Let us call \(S_i\) and \(T_i\) the scheduled departure and arrival, respectively, and \(S_i+X_i\) and \(T_i+X_i\) the actual departure and arrival.

If you let a train depart later, you cannot make another depart earlier, so we can assume that every train departs as early as possible.

Whether a train \(i\) can depart is only affected by the trains whose scheduled arrival is prior to the scheduled departure of train \(i\). Thus, processing trains in order of scheduled departure and arrival seems to work.
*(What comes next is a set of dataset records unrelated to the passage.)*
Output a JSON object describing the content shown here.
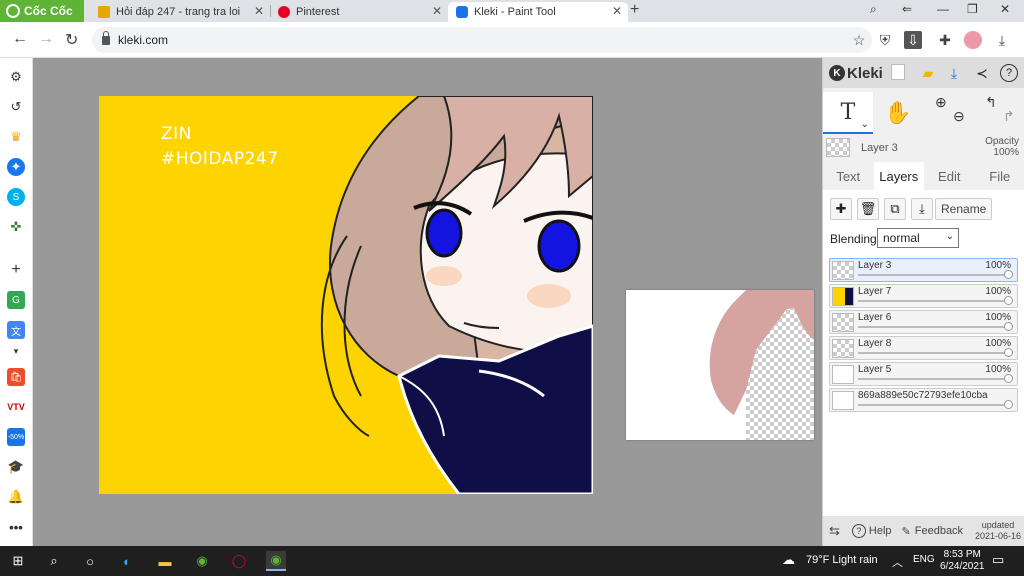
{
  "browser": {
    "brand": "Cốc Cốc",
    "tabs": [
      {
        "title": "Hỏi đáp 247 - trang tra loi",
        "active": false
      },
      {
        "title": "Pinterest",
        "active": false
      },
      {
        "title": "Kleki - Paint Tool",
        "active": true
      }
    ],
    "new_tab": "+",
    "address": "kleki.com",
    "colors": {
      "brand": "#5fb336",
      "tab_bg": "#dee1e6"
    }
  },
  "canvas": {
    "caption_line1": "ZIN",
    "caption_line2": "#HOIDAP247",
    "background_color": "#fdd402"
  },
  "kleki": {
    "brand": "Kleki",
    "current_layer": "Layer 3",
    "opacity_label": "Opacity",
    "opacity_value": "100%",
    "tabs": [
      "Text",
      "Layers",
      "Edit",
      "File"
    ],
    "active_tab": "Layers",
    "rename_label": "Rename",
    "blending_label": "Blending",
    "blending_value": "normal",
    "layers": [
      {
        "name": "Layer 3",
        "opacity": "100%",
        "selected": true
      },
      {
        "name": "Layer 7",
        "opacity": "100%",
        "selected": false
      },
      {
        "name": "Layer 6",
        "opacity": "100%",
        "selected": false
      },
      {
        "name": "Layer 8",
        "opacity": "100%",
        "selected": false
      },
      {
        "name": "Layer 5",
        "opacity": "100%",
        "selected": false
      },
      {
        "name": "869a889e50c72793efe10cba",
        "opacity": "100%",
        "selected": false
      }
    ],
    "footer": {
      "help": "Help",
      "feedback": "Feedback",
      "updated_label": "updated",
      "updated_date": "2021-06-16"
    }
  },
  "taskbar": {
    "weather": "79°F Light rain",
    "lang": "ENG",
    "time": "8:53 PM",
    "date": "6/24/2021"
  }
}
Indeed, one can sort the \(2M\) departure / arrival events in ascending order of their scheduled departure or arrival, and process them in order:

• When train \(i\) departs, find \(X_i\) based on the actual arrivals to station \(A_i\) of the trains processed so far (i.e. those whose scheduled arrivals are prior to the scheduled departure of train \(i\)).
• When train \(i\) arrives, record the actual arrival to station \(B_i\) based on \(X_i\).

These process can be both done in \(O(1)\) time by managing for each station the latest actual arrival of the trains that have been processed so far.

Note that if departure and arrival occurs at the same time, the arrivals must be processed first.

Writer’s solution (Python)

N,M,X=map(int,input().split())
A,B,S,T=zip(*[tuple(map(int,input().split())) for _ in range(M)])

event=sorted([(S[i],1,i) for i in range(M)] + [(T[i],0,i) for i in range(M)])

ans=[0]*M
ans[0]=X

station=[0]*(N+1)
for t,f,i in event:
  if f:
    # Departure: departs after the latest train arriving at station A[i] arrives (except for train 1)
    if i:
      ans[i]=max(0,station[A[i]]-t)
  else:
    # Arrival: update the latest train arriving at station B[i]
    station[B[i]]=max(station[B[i]],t+ans[i])

print(*ans[1:])